I gave him a flat look. “Firstly, you know I’m faster than a raven, but secondly, ravens get lost in the Storm Kingdom all the time. The only way I can be sure is to go myself.”
“I always forget you come from the land that wants to strike all airborne creatures out of the sky, and still, you fly with abandon and add to the mayhem with lightning of your own.” He shook his head, chuckling.
“Theres nothing about Storm that’s any more dangerous than any other kingdom, if you ask me.” Not to a storm dragon at least.
“Sure, that’s easy to say if you’re immune to bolts of electricity flying through the sky at random intervals.” Nyx actually shuddered at the thought.
“We are not immune. But come now, they only tingle.”

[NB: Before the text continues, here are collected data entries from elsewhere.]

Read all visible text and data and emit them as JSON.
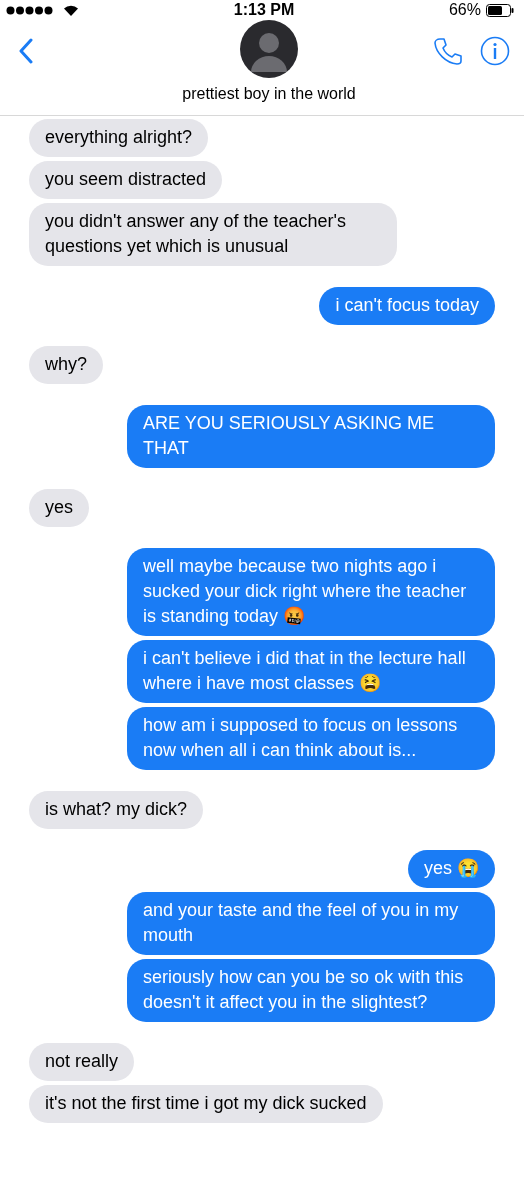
{
  "status_bar": {
    "time": "1:13 PM",
    "battery": "66%"
  },
  "header": {
    "contact_name": "prettiest boy in the world"
  },
  "groups": [
    {
      "kind": "incoming",
      "messages": [
        "everything alright?",
        "you seem distracted",
        "you didn't answer any of the teacher's questions yet which is unusual"
      ]
    },
    {
      "kind": "outgoing",
      "messages": [
        "i can't focus today"
      ]
    },
    {
      "kind": "incoming",
      "messages": [
        "why?"
      ]
    },
    {
      "kind": "outgoing",
      "messages": [
        "ARE YOU SERIOUSLY ASKING ME THAT"
      ]
    },
    {
      "kind": "incoming",
      "messages": [
        "yes"
      ]
    },
    {
      "kind": "outgoing",
      "messages": [
        "well maybe because two nights ago i sucked your dick right where the teacher is standing today 🤬",
        "i can't believe i did that in the lecture hall where i have most classes 😫",
        "how am i supposed to focus on lessons now when all i can think about is..."
      ]
    },
    {
      "kind": "incoming",
      "messages": [
        "is what? my dick?"
      ]
    },
    {
      "kind": "outgoing",
      "messages": [
        "yes 😭",
        "and your taste and the feel of you in my mouth",
        "seriously how can you be so ok with this doesn't it affect you in the slightest?"
      ]
    },
    {
      "kind": "incoming",
      "messages": [
        "not really",
        "it's not the first time i got my dick sucked"
      ]
    }
  ]
}
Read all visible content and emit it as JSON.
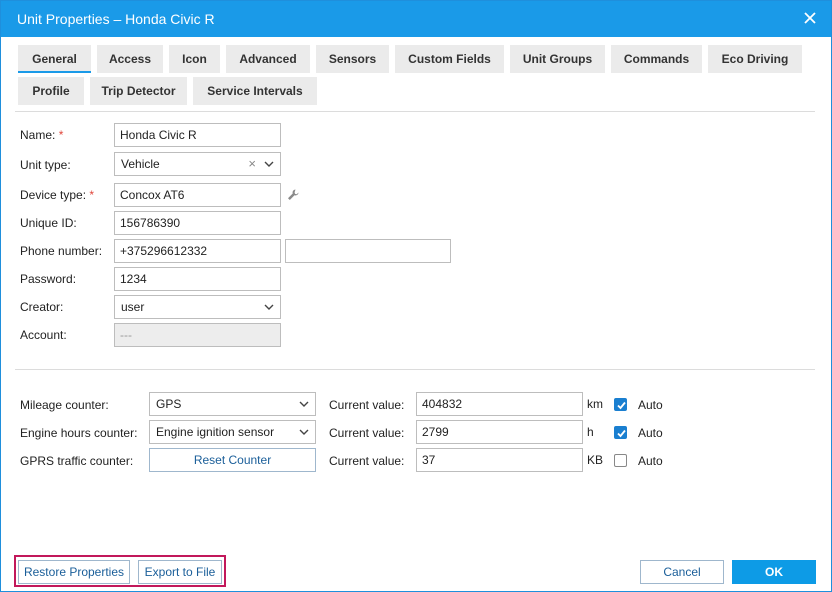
{
  "window": {
    "title": "Unit Properties – Honda Civic R"
  },
  "tabs": [
    {
      "label": "General"
    },
    {
      "label": "Access"
    },
    {
      "label": "Icon"
    },
    {
      "label": "Advanced"
    },
    {
      "label": "Sensors"
    },
    {
      "label": "Custom Fields"
    },
    {
      "label": "Unit Groups"
    },
    {
      "label": "Commands"
    },
    {
      "label": "Eco Driving"
    },
    {
      "label": "Profile"
    },
    {
      "label": "Trip Detector"
    },
    {
      "label": "Service Intervals"
    }
  ],
  "general": {
    "name": {
      "label": "Name:",
      "required": "*",
      "value": "Honda Civic R"
    },
    "unit_type": {
      "label": "Unit type:",
      "value": "Vehicle"
    },
    "device_type": {
      "label": "Device type:",
      "required": "*",
      "value": "Concox AT6"
    },
    "unique_id": {
      "label": "Unique ID:",
      "value": "156786390"
    },
    "phone": {
      "label": "Phone number:",
      "value": "+375296612332",
      "value2": ""
    },
    "password": {
      "label": "Password:",
      "value": "1234"
    },
    "creator": {
      "label": "Creator:",
      "value": "user"
    },
    "account": {
      "label": "Account:",
      "value": "---"
    }
  },
  "counters": {
    "current_value_label": "Current value:",
    "auto_label": "Auto",
    "mileage": {
      "label": "Mileage counter:",
      "select": "GPS",
      "value": "404832",
      "unit": "km",
      "auto": true
    },
    "engine": {
      "label": "Engine hours counter:",
      "select": "Engine ignition sensor",
      "value": "2799",
      "unit": "h",
      "auto": true
    },
    "gprs": {
      "label": "GPRS traffic counter:",
      "button": "Reset Counter",
      "value": "37",
      "unit": "KB",
      "auto": false
    }
  },
  "footer": {
    "restore": "Restore Properties",
    "export": "Export to File",
    "cancel": "Cancel",
    "ok": "OK"
  },
  "colors": {
    "accent": "#1a9ae8",
    "highlight": "#c2185b"
  }
}
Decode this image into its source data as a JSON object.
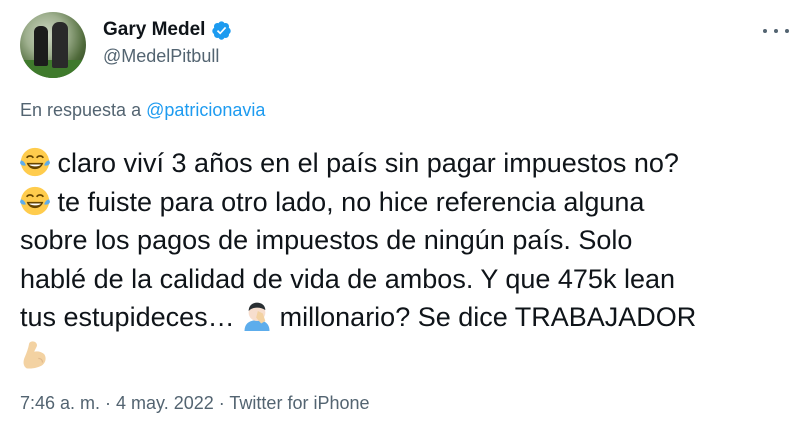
{
  "header": {
    "name": "Gary Medel",
    "handle": "@MedelPitbull"
  },
  "reply": {
    "prefix": "En respuesta a",
    "mention": "@patricionavia"
  },
  "tweet": {
    "line1": "claro viví 3 años en el país sin pagar impuestos no?",
    "line2": "te fuiste para otro lado, no hice referencia alguna",
    "line3": "sobre los pagos de impuestos de ningún país. Solo",
    "line4": "hablé de la calidad de vida de ambos. Y que 475k lean",
    "line5a": "tus estupideces…",
    "line5b": "millonario? Se dice TRABAJADOR",
    "emojis": [
      "face-with-tears-of-joy",
      "face-with-tears-of-joy",
      "man-facepalming",
      "flexed-biceps"
    ]
  },
  "meta": {
    "text": "7:46 a. m. · 4 may. 2022 · Twitter for iPhone"
  },
  "colors": {
    "link": "#1d9bf0",
    "secondary_text": "#536471",
    "primary_text": "#0f1419",
    "verified": "#1d9bf0"
  }
}
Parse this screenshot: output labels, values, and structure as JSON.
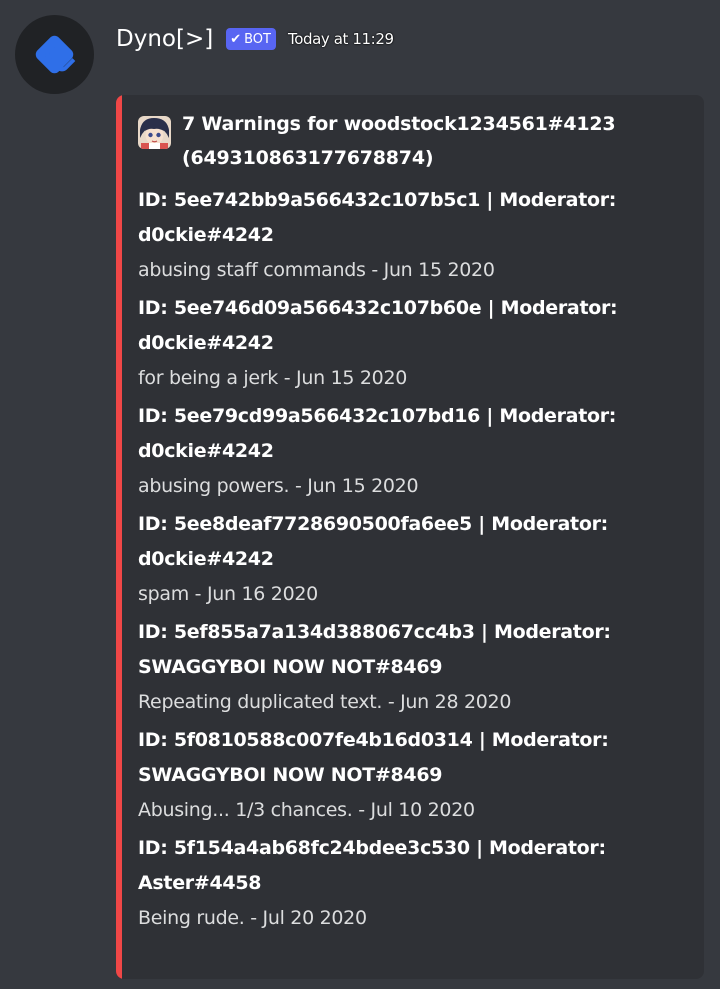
{
  "message": {
    "username": "Dyno[>]",
    "bot_tag": {
      "check": "✔",
      "label": "BOT"
    },
    "timestamp": "Today at 11:29",
    "avatar_icon": "dyno-chevron-icon",
    "embed": {
      "stripe_color": "#f04747",
      "author": {
        "icon": "anime-avatar-icon",
        "text": "7 Warnings for woodstock1234561#4123 (649310863177678874)"
      },
      "warnings": [
        {
          "id": "5ee742bb9a566432c107b5c1",
          "moderator": "d0ckie#4242",
          "title_line1": "ID: 5ee742bb9a566432c107b5c1 | Moderator:",
          "title_line2": "d0ckie#4242",
          "reason": "abusing staff commands - Jun 15 2020"
        },
        {
          "id": "5ee746d09a566432c107b60e",
          "moderator": "d0ckie#4242",
          "title_line1": "ID: 5ee746d09a566432c107b60e | Moderator:",
          "title_line2": "d0ckie#4242",
          "reason": "for being a jerk - Jun 15 2020"
        },
        {
          "id": "5ee79cd99a566432c107bd16",
          "moderator": "d0ckie#4242",
          "title_line1": "ID: 5ee79cd99a566432c107bd16 | Moderator:",
          "title_line2": "d0ckie#4242",
          "reason": "abusing powers. - Jun 15 2020"
        },
        {
          "id": "5ee8deaf7728690500fa6ee5",
          "moderator": "d0ckie#4242",
          "title_line1": "ID: 5ee8deaf7728690500fa6ee5 | Moderator:",
          "title_line2": "d0ckie#4242",
          "reason": "spam - Jun 16 2020"
        },
        {
          "id": "5ef855a7a134d388067cc4b3",
          "moderator": "SWAGGYBOI NOW NOT#8469",
          "title_line1": "ID: 5ef855a7a134d388067cc4b3 | Moderator:",
          "title_line2": "SWAGGYBOI NOW NOT#8469",
          "reason": "Repeating duplicated text. - Jun 28 2020"
        },
        {
          "id": "5f0810588c007fe4b16d0314",
          "moderator": "SWAGGYBOI NOW NOT#8469",
          "title_line1": "ID: 5f0810588c007fe4b16d0314 | Moderator:",
          "title_line2": "SWAGGYBOI NOW NOT#8469",
          "reason": "Abusing... 1/3 chances. - Jul 10 2020"
        },
        {
          "id": "5f154a4ab68fc24bdee3c530",
          "moderator": "Aster#4458",
          "title_line1": "ID: 5f154a4ab68fc24bdee3c530 | Moderator:",
          "title_line2": "Aster#4458",
          "reason": "Being rude. - Jul 20 2020"
        }
      ]
    }
  },
  "colors": {
    "background": "#36393f",
    "embed_background": "#2f3136",
    "bot_tag": "#5865f2",
    "avatar_accent": "#2f6fe8"
  }
}
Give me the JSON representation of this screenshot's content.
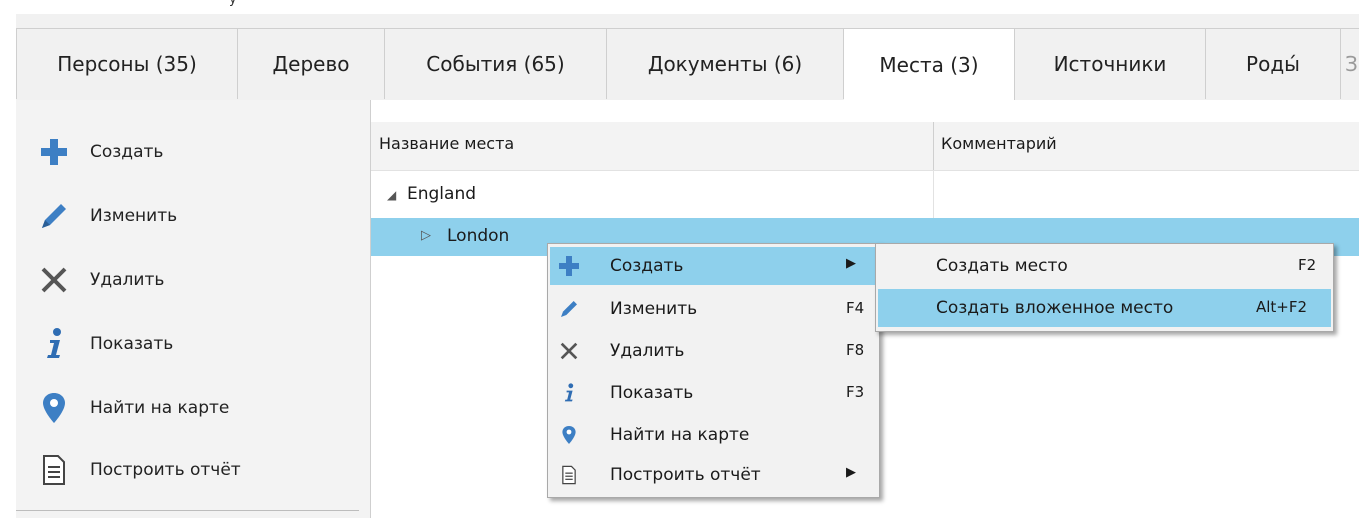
{
  "header": {
    "hint": "y"
  },
  "tabs": [
    {
      "label": "Персоны (35)"
    },
    {
      "label": "Дерево"
    },
    {
      "label": "События (65)"
    },
    {
      "label": "Документы (6)"
    },
    {
      "label": "Места (3)"
    },
    {
      "label": "Источники"
    },
    {
      "label": "Роды́"
    },
    {
      "label": "З"
    }
  ],
  "sidebar": {
    "items": [
      {
        "label": "Создать",
        "icon": "plus-icon"
      },
      {
        "label": "Изменить",
        "icon": "pencil-icon"
      },
      {
        "label": "Удалить",
        "icon": "close-icon"
      },
      {
        "label": "Показать",
        "icon": "info-icon"
      },
      {
        "label": "Найти на карте",
        "icon": "map-pin-icon"
      },
      {
        "label": "Построить отчёт",
        "icon": "report-icon"
      }
    ]
  },
  "grid": {
    "columns": [
      "Название места",
      "Комментарий"
    ],
    "rows": [
      {
        "expander": "◢",
        "name": "England"
      },
      {
        "expander": "▷",
        "name": "London"
      }
    ]
  },
  "context_menu": {
    "items": [
      {
        "label": "Создать",
        "shortcut": "",
        "arrow": "▶"
      },
      {
        "label": "Изменить",
        "shortcut": "F4",
        "arrow": ""
      },
      {
        "label": "Удалить",
        "shortcut": "F8",
        "arrow": ""
      },
      {
        "label": "Показать",
        "shortcut": "F3",
        "arrow": ""
      },
      {
        "label": "Найти на карте",
        "shortcut": "",
        "arrow": ""
      },
      {
        "label": "Построить отчёт",
        "shortcut": "",
        "arrow": "▶"
      }
    ]
  },
  "submenu": {
    "items": [
      {
        "label": "Создать место",
        "shortcut": "F2"
      },
      {
        "label": "Создать вложенное место",
        "shortcut": "Alt+F2"
      }
    ]
  },
  "colors": {
    "accent": "#3d7fc4",
    "selection": "#8ed0ec"
  }
}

His brows shot up. “Tingle my arse. I think I’d rather be bitten by a hydra.”
I scoffed. “Hydras only have small teeth.”
His eyes bulged. “But they have dozens of heads to bite with! You storm dragons are psychotic, if you ask me.”
“How the Dragon of the Night bloodline could originate from somewhere as soft as the First, I will never understand. There’s nothing in this kingdom to test the mettle of a warrior except maybe the politics and bureaucracy.”
“Listen, the inner workings of this palace might be the most inhospitable environment in all the kingdoms. You don’t know the things I’ve seen.” His eyes told me that it was only half a joke, but I didn’t delve deeper since my need was more pressing.
“If you say so,” I dismissed. “So you can spare me for a few days?”
“Take as long as you need. If you think it will be longer than a few days, send a raven. Everything here will be fine. You deserve a break.”
“Thank you, my friend,” I said, standing. I didn’t bother to tell him that nothing about this felt like a break should. I didn’t stop to even pack anything. I was sure I would still have clothes at home. Goddess, I’d be naked. I didn’t care. I just wanted to go.
Within minutes, I was launching off the landing platform again, and this time, I would not stop at the sea. I would get answers to this feeling and make sure my family was fine.